Depending on how the Treasury Department drafts the implementing rules, Opportunity Zones could be a powerful new tool for mobilizing capital for real estate projects that create jobs, improve communities, and spur economic growth. In the real estate industry, there is a tremendous amount of interest in Opportunity Zones right now. But there are also many unanswered questions. The Real Estate Roundtable is meeting regularly with lawmakers and Administration officials to provide industry feedback and support the implementation process.

How do the Opportunity Zones’ capital investment tax incentives work?

DeBoer: In short, capital gain from prior investments — proceeds from the sale of real estate, stocks, securities, etc. — can be rolled into an Opportunity Fund and the tax that would otherwise be owed on the gain from the prior investment is deferred and not taxed until the end of 2026. Second, capital gains tax on this deferred gain is reduced by 10% if the investment is held for five years or 15% if the investment is held for seven years (through a tax basis “step-up”).
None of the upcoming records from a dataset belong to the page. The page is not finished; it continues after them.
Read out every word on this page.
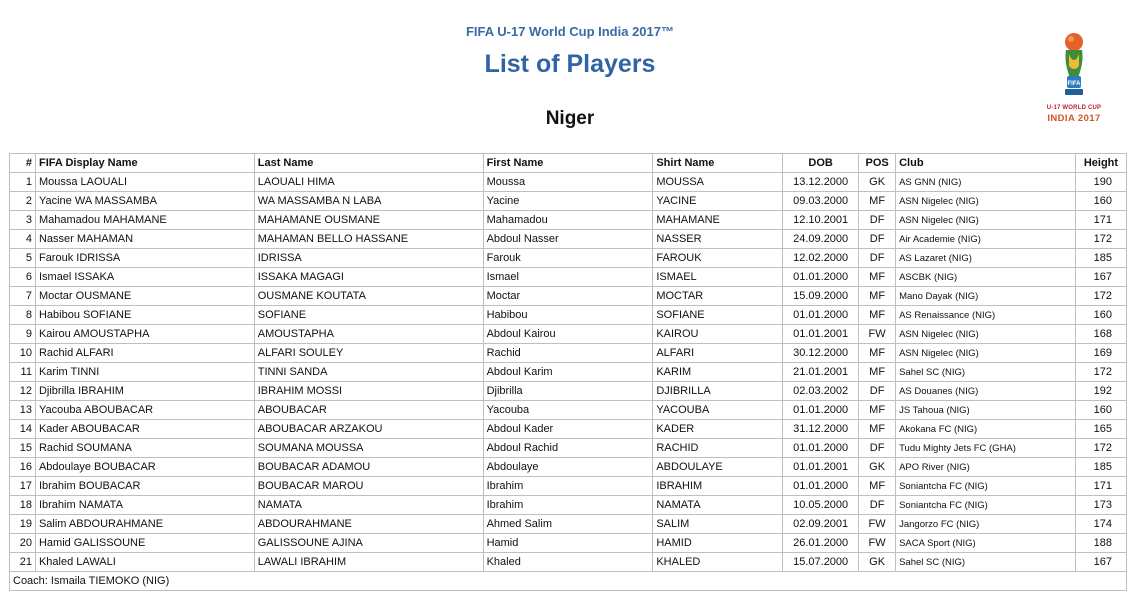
FIFA U-17 World Cup India 2017™
List of Players
Niger
FIFA
U-17 WORLD CUP
INDIA 2017
#	FIFA Display Name	Last Name	First Name	Shirt Name	DOB	POS	Club	Height
1	Moussa LAOUALI	LAOUALI HIMA	Moussa	MOUSSA	13.12.2000	GK	AS GNN (NIG)	190
2	Yacine WA MASSAMBA	WA MASSAMBA N LABA	Yacine	YACINE	09.03.2000	MF	ASN Nigelec (NIG)	160
3	Mahamadou MAHAMANE	MAHAMANE OUSMANE	Mahamadou	MAHAMANE	12.10.2001	DF	ASN Nigelec (NIG)	171
4	Nasser MAHAMAN	MAHAMAN BELLO HASSANE	Abdoul Nasser	NASSER	24.09.2000	DF	Air Academie (NIG)	172
5	Farouk IDRISSA	IDRISSA	Farouk	FAROUK	12.02.2000	DF	AS Lazaret (NIG)	185
6	Ismael ISSAKA	ISSAKA MAGAGI	Ismael	ISMAEL	01.01.2000	MF	ASCBK (NIG)	167
7	Moctar OUSMANE	OUSMANE KOUTATA	Moctar	MOCTAR	15.09.2000	MF	Mano Dayak (NIG)	172
8	Habibou SOFIANE	SOFIANE	Habibou	SOFIANE	01.01.2000	MF	AS Renaissance (NIG)	160
9	Kairou AMOUSTAPHA	AMOUSTAPHA	Abdoul Kairou	KAIROU	01.01.2001	FW	ASN Nigelec (NIG)	168
10	Rachid ALFARI	ALFARI SOULEY	Rachid	ALFARI	30.12.2000	MF	ASN Nigelec (NIG)	169
11	Karim TINNI	TINNI SANDA	Abdoul Karim	KARIM	21.01.2001	MF	Sahel SC (NIG)	172
12	Djibrilla IBRAHIM	IBRAHIM MOSSI	Djibrilla	DJIBRILLA	02.03.2002	DF	AS Douanes (NIG)	192
13	Yacouba ABOUBACAR	ABOUBACAR	Yacouba	YACOUBA	01.01.2000	MF	JS Tahoua (NIG)	160
14	Kader ABOUBACAR	ABOUBACAR ARZAKOU	Abdoul Kader	KADER	31.12.2000	MF	Akokana FC (NIG)	165
15	Rachid SOUMANA	SOUMANA MOUSSA	Abdoul Rachid	RACHID	01.01.2000	DF	Tudu Mighty Jets FC (GHA)	172
16	Abdoulaye BOUBACAR	BOUBACAR ADAMOU	Abdoulaye	ABDOULAYE	01.01.2001	GK	APO River (NIG)	185
17	Ibrahim BOUBACAR	BOUBACAR MAROU	Ibrahim	IBRAHIM	01.01.2000	MF	Soniantcha FC (NIG)	171
18	Ibrahim NAMATA	NAMATA	Ibrahim	NAMATA	10.05.2000	DF	Soniantcha FC (NIG)	173
19	Salim ABDOURAHMANE	ABDOURAHMANE	Ahmed Salim	SALIM	02.09.2001	FW	Jangorzo FC (NIG)	174
20	Hamid GALISSOUNE	GALISSOUNE AJINA	Hamid	HAMID	26.01.2000	FW	SACA Sport (NIG)	188
21	Khaled LAWALI	LAWALI IBRAHIM	Khaled	KHALED	15.07.2000	GK	Sahel SC (NIG)	167
Coach: Ismaila TIEMOKO (NIG)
Third, capital gain generated from the investments made by the Opportunity Fund are exempt from capital gains tax altogether if the investment in the Opportunity Fund is held for at least 10 years.

Thus, Opportunity Zones incentivize capital investment in two critical ways: (1) the deferred and reduced tax owed on capital gain that is rolled into an Opportunity Fund, and (2) the elimination of capital gains tax on the subsequent gain from long-term Opportunity Fund investments.’